Opinión
La baraja de la historia

Por Pablo Batalla
Periodista
El runrún alemán en los últimos meses es que se acabó el ama de casa suaba; que la mataron. Durante mucho tiempo fue una alegoría autoidentificativa del país. De las señoras de Suabia dicta el estereotipo —un tantito, así patriarcal— que son, no tacañas, pero sí muy ahorradoras, juiciosas gobernantas de los dineros de su casa, que nunca gastan más de lo que tienen. Angela Merkel solía invocarlas como ejemplo a seguir en sus discursos. En la imagen familiar y catequética de la matrona suaba se condensaban todas las obsesiones alemanas después de 1945, todo lo que la nueva Alemania se proponía no ser, después de que serlo condujera al desastre de 1933. El camino al nazismo se empedró de temerariedad romántica e inflación, de insensatez política y económica. Y entre los escombros de la segunda Gran Guerra, la RFA nació proponiéndose ser el negativo exacto de aquello; un extremismo de centro, un camisapardismo de la prudencia y la sensatez que, entre otras cosas, implicaba evitar la deuda como la peste, igual que las señoras de esa región histórica del sur alemán, a la que pertenecen Stuttgart, Ulm y Augsburgo, y que hoy se reparte entre Baden-Wurtemberg y Baviera. Hay que decir que mal no les fue. Pero ahora suenan campanas de funeral por la Schwäbische Hausfrau mientras la nueva coalición de Gobierno relaja normas que lo impedían e impulsa un inédito endeudamiento masivo. Para comprar, entre otras cosas, armas, muchas armas: otro anatema abandonado.

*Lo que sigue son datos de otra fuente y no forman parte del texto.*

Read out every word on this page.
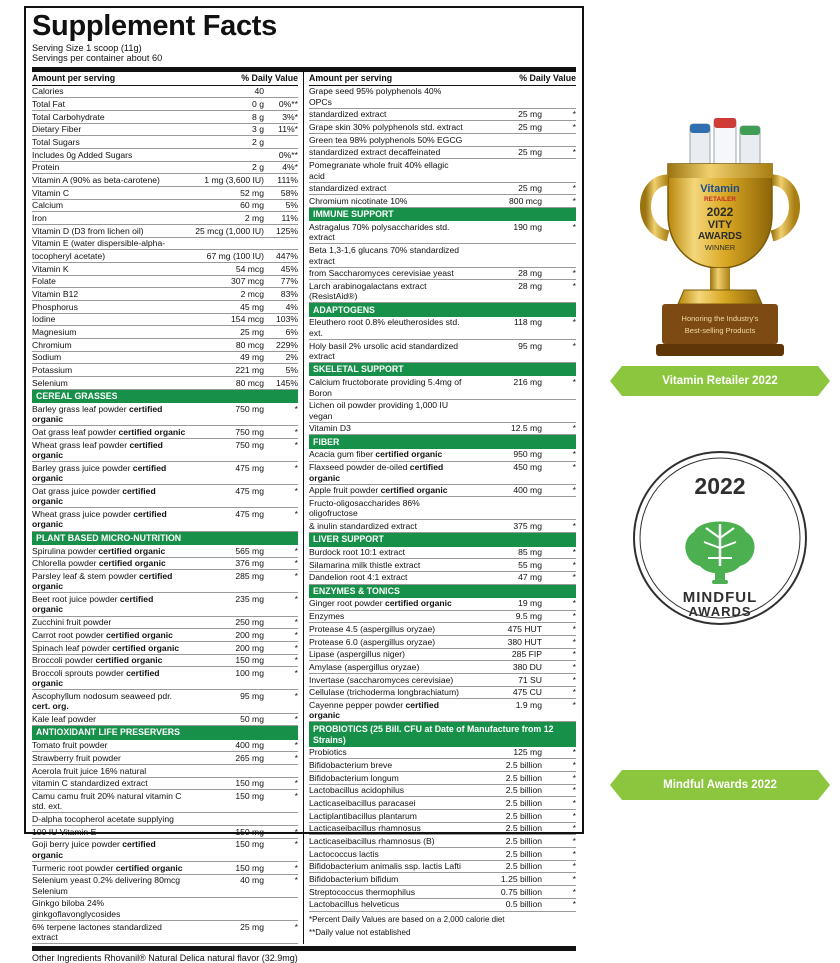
Supplement Facts
Serving Size 1 scoop (11g)
Servings per container about 60
Amount per serving	% Daily Value	
Calories	40	
Total Fat	0 g	0%**
Total Carbohydrate	8 g	3%*
Dietary Fiber	3 g	11%*
Total Sugars	2 g	
Includes 0g Added Sugars		0%**
Protein	2 g	4%*
Vitamin A (90% as beta-carotene)	1 mg (3,600 IU)	111%
Vitamin C	52 mg	58%
Calcium	60 mg	5%
Iron	2 mg	11%
Vitamin D (D3 from lichen oil)	25 mcg (1,000 IU)	125%
Vitamin E (water dispersible-alpha-		
tocopheryl acetate)	67 mg (100 IU)	447%
Vitamin K	54 mcg	45%
Folate	307 mcg	77%
Vitamin B12	2 mcg	83%
Phosphorus	45 mg	4%
Iodine	154 mcg	103%
Magnesium	25 mg	6%
Chromium	80 mcg	229%
Sodium	49 mg	2%
Potassium	221 mg	5%
Selenium	80 mcg	145%

CEREAL GRASSES		

Barley grass leaf powder certified organic	750 mg	*
Oat grass leaf powder certified organic	750 mg	*
Wheat grass leaf powder certified organic	750 mg	*
Barley grass juice powder certified organic	475 mg	*
Oat grass juice powder certified organic	475 mg	*
Wheat grass juice powder certified organic	475 mg	*

PLANT BASED MICRO-NUTRITION		

Spirulina powder certified organic	565 mg	*
Chlorella powder certified organic	376 mg	*
Parsley leaf & stem powder certified organic	285 mg	*
Beet root juice powder certified organic	235 mg	*
Zucchini fruit powder	250 mg	*
Carrot root powder certified organic	200 mg	*
Spinach leaf powder certified organic	200 mg	*
Broccoli powder certified organic	150 mg	*
Broccoli sprouts powder certified organic	100 mg	*
Ascophyllum nodosum seaweed pdr. cert. org.	95 mg	*
Kale leaf powder	50 mg	*

ANTIOXIDANT LIFE PRESERVERS		

Tomato fruit powder	400 mg	*
Strawberry fruit powder	265 mg	*
Acerola fruit juice 16% natural		
vitamin C standardized extract	150 mg	*
Camu camu fruit 20% natural vitamin C std. ext.	150 mg	*
D-alpha tocopherol acetate supplying		
100 IU Vitamin E	150 mg	*
Goji berry juice powder certified organic	150 mg	*
Turmeric root powder certified organic	150 mg	*
Selenium yeast 0.2% delivering 80mcg Selenium	40 mg	*
Ginkgo biloba 24% ginkgoflavonglycosides		
6% terpene lactones standardized extract	25 mg	*
Amount per serving	% Daily Value	
Grape seed 95% polyphenols 40% OPCs		
standardized extract	25 mg	*
Grape skin 30% polyphenols std. extract	25 mg	*
Green tea 98% polyphenols 50% EGCG		
standardized extract decaffeinated	25 mg	*
Pomegranate whole fruit 40% ellagic acid		
standardized extract	25 mg	*
Chromium nicotinate 10%	800 mcg	*

IMMUNE SUPPORT		

Astragalus 70% polysaccharides std. extract	190 mg	*
Beta 1,3-1,6 glucans 70% standardized extract		
from Saccharomyces cerevisiae yeast	28 mg	*
Larch arabinogalactans extract (ResistAid®)	28 mg	*

ADAPTOGENS		

Eleuthero root 0.8% eleutherosides std. ext.	118 mg	*
Holy basil 2% ursolic acid standardized extract	95 mg	*

SKELETAL SUPPORT		

Calcium fructoborate providing 5.4mg of Boron	216 mg	*
Lichen oil powder providing 1,000 IU vegan		
Vitamin D3	12.5 mg	*

FIBER		

Acacia gum fiber certified organic	950 mg	*
Flaxseed powder de-oiled certified organic	450 mg	*
Apple fruit powder certified organic	400 mg	*
Fructo-oligosaccharides 86% oligofructose		
& inulin standardized extract	375 mg	*

LIVER SUPPORT		

Burdock root 10:1 extract	85 mg	*
Silamarina milk thistle extract	55 mg	*
Dandelion root 4:1 extract	47 mg	*

ENZYMES & TONICS		

Ginger root powder certified organic	19 mg	*
Enzymes	9.5 mg	*
Protease 4.5 (aspergillus oryzae)	475 HUT	*
Protease 6.0 (aspergillus oryzae)	380 HUT	*
Lipase (aspergillus niger)	285 FIP	*
Amylase (aspergillus oryzae)	380 DU	*
Invertase (saccharomyces cerevisiae)	71 SU	*
Cellulase (trichoderma longbrachiatum)	475 CU	*
Cayenne pepper powder certified organic	1.9 mg	*

PROBIOTICS (25 Bill. CFU at Date of Manufacture from 12 Strains)		

Probiotics	125 mg	*
Bifidobacterium breve	2.5 billion	*
Bifidobacterium longum	2.5 billion	*
Lactobacillus acidophilus	2.5 billion	*
Lacticaseibacillus paracasei	2.5 billion	*
Lactiplantibacillus plantarum	2.5 billion	*
Lacticaseibacillus rhamnosus	2.5 billion	*
Lacticaseibacillus rhamnosus (B)	2.5 billion	*
Lactococcus lactis	2.5 billion	*
Bifidobacterium animalis ssp. lactis Lafti	2.5 billion	*
Bifidobacterium bifidum	1.25 billion	*
Streptococcus thermophilus	0.75 billion	*
Lactobacillus helveticus	0.5 billion	*
*Percent Daily Values are based on a 2,000 calorie diet
**Daily value not established
Other Ingredients Rhovanil® Natural Delica natural flavor (32.9mg)
Vitamin
RETAILER
2022
VITY
AWARDS
WINNER
Honoring the Industry's
Best-selling Products
Vitamin Retailer 2022
2022
MINDFUL
AWARDS
Mindful Awards 2022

Otros países se endeudan o arman y no pasa nada, pero una Alemania dispuesta a hacerlo es un giro copernicano, una transformación cultural profunda. Estamos asistiendo a varias otras que también nos hablan de la terminación de la era y el orden forjados tras el suicidio de Hitler y el linchamiento de Mussolini. Un Estados Unidos desentendido de Europa, cuando no su enemigo, es la más gruesa de todas. Suecia deja de ser neutral y eso es el mundo al revés; en el Reino Unido pierde la flema como Alemania la contención, abandona la celebración postimperial de su multiculturalidad, abraza un nacionalismo mezquino y racista de sórdidos hooligans, y lo hace con el concurso entusiasta del laborismo. Polonia es una potencia militar, Israel normaliza relaciones con los países árabes, España tiene un presidente que habla idiomas y se desenvuelve muy cómodo en cumbres internacionales y unos reyes que visitan Mauthausen y se dejan fotografiar rodeados de banderas republicanas. También eso son señales de un orden que se acaba y una era que se muere y una nueva que adviene, saltadas por los aires las certezas de la anterior.

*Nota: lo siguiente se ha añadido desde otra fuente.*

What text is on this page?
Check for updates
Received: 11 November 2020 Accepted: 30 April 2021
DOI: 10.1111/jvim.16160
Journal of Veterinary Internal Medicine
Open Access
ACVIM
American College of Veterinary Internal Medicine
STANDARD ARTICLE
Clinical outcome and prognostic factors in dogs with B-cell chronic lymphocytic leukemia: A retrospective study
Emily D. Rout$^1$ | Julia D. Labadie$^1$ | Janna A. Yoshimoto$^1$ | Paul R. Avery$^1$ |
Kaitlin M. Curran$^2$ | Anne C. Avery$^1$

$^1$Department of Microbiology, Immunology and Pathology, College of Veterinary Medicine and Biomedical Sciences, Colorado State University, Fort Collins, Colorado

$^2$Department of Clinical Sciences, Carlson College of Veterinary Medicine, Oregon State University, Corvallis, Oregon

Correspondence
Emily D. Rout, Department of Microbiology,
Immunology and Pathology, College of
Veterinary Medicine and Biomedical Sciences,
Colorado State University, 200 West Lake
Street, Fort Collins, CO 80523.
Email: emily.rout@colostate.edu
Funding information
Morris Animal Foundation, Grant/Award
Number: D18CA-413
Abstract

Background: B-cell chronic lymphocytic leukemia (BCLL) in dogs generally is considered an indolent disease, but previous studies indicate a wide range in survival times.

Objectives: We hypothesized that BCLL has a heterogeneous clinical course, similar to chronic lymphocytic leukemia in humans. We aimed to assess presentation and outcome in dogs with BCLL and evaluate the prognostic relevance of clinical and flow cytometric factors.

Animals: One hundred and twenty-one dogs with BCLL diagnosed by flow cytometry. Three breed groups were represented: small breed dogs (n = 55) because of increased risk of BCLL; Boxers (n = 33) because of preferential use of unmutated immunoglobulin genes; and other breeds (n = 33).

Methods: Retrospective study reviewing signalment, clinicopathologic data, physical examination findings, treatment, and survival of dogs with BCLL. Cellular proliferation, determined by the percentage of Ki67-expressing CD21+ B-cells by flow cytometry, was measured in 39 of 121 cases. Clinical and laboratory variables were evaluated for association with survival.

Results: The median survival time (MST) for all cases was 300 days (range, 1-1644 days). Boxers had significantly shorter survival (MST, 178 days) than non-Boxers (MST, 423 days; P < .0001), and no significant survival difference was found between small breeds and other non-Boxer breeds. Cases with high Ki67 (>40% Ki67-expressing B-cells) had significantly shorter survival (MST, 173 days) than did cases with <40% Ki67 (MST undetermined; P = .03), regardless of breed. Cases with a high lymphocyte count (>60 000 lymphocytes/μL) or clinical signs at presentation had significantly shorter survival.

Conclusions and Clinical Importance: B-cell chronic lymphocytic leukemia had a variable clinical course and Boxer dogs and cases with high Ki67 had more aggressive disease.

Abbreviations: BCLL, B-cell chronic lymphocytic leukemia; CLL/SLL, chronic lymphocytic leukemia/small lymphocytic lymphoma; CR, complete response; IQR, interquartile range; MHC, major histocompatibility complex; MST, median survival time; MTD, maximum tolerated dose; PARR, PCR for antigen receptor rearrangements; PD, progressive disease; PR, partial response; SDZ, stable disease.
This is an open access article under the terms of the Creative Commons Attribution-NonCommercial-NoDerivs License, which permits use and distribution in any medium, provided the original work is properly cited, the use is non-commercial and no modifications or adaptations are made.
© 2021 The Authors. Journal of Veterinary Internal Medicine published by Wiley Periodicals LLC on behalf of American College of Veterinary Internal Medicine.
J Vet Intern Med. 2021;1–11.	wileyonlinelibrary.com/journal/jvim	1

No hay orden eterno; la historia siempre acaba rebarajando sus cartas, repartiendo nuevas manos, cambiando de juego, iniciando otro nuevo en que los mismos naipes cambian de valor. En Los últimos días del Imperio otomano, un libro recientemente publicado por Galaxia Gutenberg, cuenta el historiador Ryan Gingeras cómo los seiscientos años de historia de los que aquel imperio se enorgullecía, esgrimiéndolos como un valor incontestablemente positivo, pasaron de golpe a ser el principal argumento de su negatividad, de la necesidad de acabar con él: la jactancia por lo antiguo había dado paso a la vergüenza por lo vetusto en tiempo de deslumbres modernistas. Mustafá Kemal Atatürk dio la puntilla a un Imperio que no lloró casi nadie y alumbró una nueva Turquía, moderna, occidentalizada; el turco pasó a escribirse con caracteres occidentales, se prohibieron el fez y el velo, se desacralizaron las mezquitas, etcétera. Un corresponsal del New York Times escribía en 1923: "Siempre se ha representado a Turquía como un 'hombre enfermo', pero creo que sería una mejor representación pictórica la de una joven que acaba de quitarse el velo y mira por primera vez al mundo cara a cara y con esperanza". Cien años después, las estatuas, bustos y retratos de Atatürk siguen presentes por doquier en Turquía, pero el kemalismo se resquebraja, Santa Sofía se reconvierte en mezquita, el presidente Erdogán pregona su admiración por los antiguos sultanes y en la televisión hacen furor los dramas de época ambientados en la época imperial. Allá también se extingue un orden, allá también emerge un orden nuevo, un nuevo espíritu. Nada humano es eterno.